Representative samples include this ulp-skirt ad from Louis Vuitton six years ago . . .

and this Gagosian Gallery ad four years ago . . .

 

and this Christie’s ad the same year . . .

and this M.S. Rau Antiques ad two years ago.

That same auction house was back in the Times last year with an ad for “this vibrant, monumental Salon painting” by Julius LeBlanc Stewart.

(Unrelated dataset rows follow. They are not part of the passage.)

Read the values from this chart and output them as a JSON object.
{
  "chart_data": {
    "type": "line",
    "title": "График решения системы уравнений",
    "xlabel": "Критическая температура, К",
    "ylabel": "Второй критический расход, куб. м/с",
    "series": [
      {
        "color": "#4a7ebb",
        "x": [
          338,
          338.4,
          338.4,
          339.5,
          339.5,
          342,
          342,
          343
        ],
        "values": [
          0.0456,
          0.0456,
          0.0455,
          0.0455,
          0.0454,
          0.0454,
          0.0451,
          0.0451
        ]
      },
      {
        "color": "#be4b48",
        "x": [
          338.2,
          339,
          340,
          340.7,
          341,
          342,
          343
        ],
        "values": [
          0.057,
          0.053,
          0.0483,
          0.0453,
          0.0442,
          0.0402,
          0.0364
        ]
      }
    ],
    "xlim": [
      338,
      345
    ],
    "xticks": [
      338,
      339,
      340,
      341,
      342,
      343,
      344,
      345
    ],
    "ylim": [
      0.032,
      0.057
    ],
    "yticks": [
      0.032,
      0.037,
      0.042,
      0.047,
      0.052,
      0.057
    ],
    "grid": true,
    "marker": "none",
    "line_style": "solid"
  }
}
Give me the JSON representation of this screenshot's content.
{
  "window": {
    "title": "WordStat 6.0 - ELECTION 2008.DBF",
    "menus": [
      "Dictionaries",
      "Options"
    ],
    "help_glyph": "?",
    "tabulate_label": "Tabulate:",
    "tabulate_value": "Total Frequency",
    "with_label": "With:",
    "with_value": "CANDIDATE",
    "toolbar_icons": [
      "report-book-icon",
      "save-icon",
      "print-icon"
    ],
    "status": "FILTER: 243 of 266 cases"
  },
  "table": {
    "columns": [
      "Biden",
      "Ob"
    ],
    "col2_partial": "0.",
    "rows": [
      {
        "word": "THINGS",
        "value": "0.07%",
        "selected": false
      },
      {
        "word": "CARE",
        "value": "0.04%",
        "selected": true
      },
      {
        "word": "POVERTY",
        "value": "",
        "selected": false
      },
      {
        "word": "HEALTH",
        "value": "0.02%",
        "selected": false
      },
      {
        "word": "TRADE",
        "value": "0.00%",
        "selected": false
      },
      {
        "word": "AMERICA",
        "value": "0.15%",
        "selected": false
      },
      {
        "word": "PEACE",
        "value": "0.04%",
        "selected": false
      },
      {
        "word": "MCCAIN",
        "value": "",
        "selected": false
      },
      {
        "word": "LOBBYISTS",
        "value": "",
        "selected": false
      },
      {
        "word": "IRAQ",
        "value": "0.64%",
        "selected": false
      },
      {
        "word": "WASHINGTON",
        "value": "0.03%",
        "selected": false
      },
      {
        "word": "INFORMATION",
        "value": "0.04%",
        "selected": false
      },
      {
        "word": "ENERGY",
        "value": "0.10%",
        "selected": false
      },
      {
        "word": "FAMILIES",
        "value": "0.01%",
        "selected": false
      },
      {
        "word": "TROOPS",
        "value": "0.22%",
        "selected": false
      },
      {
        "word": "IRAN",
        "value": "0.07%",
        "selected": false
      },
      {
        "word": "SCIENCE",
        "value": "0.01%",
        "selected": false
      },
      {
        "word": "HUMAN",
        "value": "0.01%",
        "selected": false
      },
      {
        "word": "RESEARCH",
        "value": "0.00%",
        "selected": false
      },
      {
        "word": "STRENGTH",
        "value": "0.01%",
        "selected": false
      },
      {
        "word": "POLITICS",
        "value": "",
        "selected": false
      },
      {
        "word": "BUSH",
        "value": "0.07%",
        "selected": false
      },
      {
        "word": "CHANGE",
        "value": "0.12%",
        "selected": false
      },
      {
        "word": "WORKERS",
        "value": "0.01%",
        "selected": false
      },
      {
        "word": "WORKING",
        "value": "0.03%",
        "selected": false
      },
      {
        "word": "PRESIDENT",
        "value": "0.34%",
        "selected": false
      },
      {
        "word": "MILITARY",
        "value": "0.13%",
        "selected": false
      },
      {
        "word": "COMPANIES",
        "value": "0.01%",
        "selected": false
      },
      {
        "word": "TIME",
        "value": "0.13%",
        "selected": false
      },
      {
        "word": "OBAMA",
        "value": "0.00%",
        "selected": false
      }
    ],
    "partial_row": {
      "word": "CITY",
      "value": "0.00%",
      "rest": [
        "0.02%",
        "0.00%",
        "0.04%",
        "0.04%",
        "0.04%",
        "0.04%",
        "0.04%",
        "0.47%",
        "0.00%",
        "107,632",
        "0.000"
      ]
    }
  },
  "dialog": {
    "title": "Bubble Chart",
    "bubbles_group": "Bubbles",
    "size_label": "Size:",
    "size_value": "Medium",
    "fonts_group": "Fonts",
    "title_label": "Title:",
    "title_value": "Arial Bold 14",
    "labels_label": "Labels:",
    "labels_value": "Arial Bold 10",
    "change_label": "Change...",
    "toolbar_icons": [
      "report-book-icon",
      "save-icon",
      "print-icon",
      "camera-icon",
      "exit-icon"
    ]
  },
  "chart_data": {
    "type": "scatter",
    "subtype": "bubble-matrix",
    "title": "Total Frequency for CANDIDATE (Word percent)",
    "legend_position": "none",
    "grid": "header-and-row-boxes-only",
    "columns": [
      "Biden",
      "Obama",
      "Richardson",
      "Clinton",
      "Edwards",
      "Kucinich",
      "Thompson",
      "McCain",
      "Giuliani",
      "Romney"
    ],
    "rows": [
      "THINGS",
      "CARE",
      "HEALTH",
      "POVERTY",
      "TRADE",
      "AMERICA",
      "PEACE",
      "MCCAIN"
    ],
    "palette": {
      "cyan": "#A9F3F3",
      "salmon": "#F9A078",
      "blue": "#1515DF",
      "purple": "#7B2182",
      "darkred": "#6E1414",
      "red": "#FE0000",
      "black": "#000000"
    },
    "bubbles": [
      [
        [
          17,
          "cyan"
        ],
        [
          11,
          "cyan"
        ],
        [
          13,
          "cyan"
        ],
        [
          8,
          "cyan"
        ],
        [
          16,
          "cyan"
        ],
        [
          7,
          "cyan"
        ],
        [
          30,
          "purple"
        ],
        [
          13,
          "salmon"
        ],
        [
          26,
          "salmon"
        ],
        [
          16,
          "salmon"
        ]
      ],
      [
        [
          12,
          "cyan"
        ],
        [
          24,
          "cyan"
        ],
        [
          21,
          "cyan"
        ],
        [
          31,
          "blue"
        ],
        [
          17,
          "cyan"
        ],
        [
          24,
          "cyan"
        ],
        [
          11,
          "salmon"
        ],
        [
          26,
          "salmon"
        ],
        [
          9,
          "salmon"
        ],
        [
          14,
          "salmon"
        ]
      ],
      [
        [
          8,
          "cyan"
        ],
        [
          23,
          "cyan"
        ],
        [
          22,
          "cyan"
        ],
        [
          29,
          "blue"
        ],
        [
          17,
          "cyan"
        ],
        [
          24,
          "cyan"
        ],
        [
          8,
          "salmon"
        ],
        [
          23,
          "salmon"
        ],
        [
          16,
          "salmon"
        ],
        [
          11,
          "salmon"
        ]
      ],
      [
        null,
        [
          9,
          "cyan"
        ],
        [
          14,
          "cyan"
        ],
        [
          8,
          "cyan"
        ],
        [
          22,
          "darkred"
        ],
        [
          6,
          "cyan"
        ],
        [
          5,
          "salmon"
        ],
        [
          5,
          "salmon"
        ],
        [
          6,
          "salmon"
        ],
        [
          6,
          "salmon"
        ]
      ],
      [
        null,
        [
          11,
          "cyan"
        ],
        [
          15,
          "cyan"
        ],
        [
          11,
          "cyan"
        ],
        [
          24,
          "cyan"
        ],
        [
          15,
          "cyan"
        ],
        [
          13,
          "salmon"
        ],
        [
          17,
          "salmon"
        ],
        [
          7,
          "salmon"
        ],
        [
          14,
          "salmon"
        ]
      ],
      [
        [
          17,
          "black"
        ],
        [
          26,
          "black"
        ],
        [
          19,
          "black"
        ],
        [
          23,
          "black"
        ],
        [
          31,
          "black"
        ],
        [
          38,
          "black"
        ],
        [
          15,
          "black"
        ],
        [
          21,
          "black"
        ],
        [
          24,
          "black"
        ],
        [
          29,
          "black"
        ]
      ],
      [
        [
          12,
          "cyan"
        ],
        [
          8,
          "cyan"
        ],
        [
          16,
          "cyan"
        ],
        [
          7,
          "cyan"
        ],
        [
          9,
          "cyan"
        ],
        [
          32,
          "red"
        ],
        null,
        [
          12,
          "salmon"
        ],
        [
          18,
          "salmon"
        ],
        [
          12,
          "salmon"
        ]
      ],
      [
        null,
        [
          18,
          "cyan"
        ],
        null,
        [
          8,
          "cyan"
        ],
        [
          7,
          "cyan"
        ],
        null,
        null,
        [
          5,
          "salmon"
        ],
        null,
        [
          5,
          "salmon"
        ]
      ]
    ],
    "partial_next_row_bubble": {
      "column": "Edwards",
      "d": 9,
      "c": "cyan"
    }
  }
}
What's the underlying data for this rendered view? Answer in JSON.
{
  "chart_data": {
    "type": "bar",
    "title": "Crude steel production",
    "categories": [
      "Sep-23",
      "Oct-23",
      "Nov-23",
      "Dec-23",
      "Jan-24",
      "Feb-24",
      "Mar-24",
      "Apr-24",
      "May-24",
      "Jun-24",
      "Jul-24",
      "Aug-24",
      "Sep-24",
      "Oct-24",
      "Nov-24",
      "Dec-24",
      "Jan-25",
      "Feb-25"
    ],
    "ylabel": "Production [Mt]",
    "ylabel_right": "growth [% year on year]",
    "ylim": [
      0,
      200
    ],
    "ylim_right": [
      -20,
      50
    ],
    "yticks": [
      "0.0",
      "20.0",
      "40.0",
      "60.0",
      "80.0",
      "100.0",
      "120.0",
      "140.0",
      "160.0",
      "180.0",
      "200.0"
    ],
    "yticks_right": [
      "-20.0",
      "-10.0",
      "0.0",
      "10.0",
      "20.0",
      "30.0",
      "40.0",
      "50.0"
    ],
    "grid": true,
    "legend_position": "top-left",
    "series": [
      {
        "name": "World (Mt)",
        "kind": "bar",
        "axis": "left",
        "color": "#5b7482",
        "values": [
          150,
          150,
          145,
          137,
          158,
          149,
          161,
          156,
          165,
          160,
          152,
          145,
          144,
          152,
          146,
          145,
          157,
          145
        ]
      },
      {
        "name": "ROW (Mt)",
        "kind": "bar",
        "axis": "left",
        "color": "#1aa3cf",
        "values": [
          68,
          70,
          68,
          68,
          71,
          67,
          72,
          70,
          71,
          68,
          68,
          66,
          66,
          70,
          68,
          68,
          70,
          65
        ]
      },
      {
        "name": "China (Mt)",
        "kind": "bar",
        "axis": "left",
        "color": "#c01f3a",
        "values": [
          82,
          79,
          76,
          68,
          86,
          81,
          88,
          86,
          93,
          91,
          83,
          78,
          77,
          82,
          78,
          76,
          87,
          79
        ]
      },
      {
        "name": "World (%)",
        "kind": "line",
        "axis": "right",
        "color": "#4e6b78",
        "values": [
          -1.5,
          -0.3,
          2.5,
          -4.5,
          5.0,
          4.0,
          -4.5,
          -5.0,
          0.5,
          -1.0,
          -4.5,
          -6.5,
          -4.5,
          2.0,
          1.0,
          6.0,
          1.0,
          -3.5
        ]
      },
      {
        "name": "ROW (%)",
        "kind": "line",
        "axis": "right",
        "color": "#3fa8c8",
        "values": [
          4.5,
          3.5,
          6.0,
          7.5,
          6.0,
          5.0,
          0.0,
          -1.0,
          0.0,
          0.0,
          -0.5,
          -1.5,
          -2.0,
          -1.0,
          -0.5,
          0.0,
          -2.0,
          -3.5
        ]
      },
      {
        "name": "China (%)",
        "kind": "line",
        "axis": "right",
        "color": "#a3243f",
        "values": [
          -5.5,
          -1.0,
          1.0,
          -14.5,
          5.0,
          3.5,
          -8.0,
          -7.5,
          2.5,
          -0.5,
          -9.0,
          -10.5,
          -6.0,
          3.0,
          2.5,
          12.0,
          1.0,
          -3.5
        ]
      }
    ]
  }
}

Yesterday’s edition of the Times indicated that the editorial side also has skin in the game. From Page One of the ThursdayStyles section:

Here’s how Guy Trebay’s piece begins.

It is the parlor game of the pandemic. Among a certain segment of the scrolling classes, art and literary division, firing up their tablets and smartphones each morning has taken on aspects of a whodunit. Rifling through Instagram feeds, they register with half yawns the sponsored posts and thirst traps, the Throwback Thursday selfies and banal memes of cats. All the while they are waiting to happen upon the latest clue from a particular account.

It is that of rg_bunny1, an enigmatic and anonymous, unabashedly niche figure who, since at least the beginning of lockdown, has released into the daily Instagram slipstream a daily torrent of quirky, particular images that, taken together, speak to an aesthetic that delights, confounds, fixates and infuriates in equal measures and that belongs to who-knows-who.

It’s a long, frothy piece that takes up all of page 6, rambling from a roll call of rg_bunny1’s A-list followers (“the painters Tracey Emin and Jack Pierson; the New Yorker cartoonist Roz Chast; Luke Syson, the director of the Fitzwilliam Museum in Cambridge, England; a smattering of European nobilities with surnames like Windisch-Graetz and Schönbrunn” and etc.) to a game of WhoIsIt, complete with the extensive efforts of an art world sleuth.

The identity of rg_bunny1 remains elusive, though. Mostly because he reveals only the bare minimum about himself.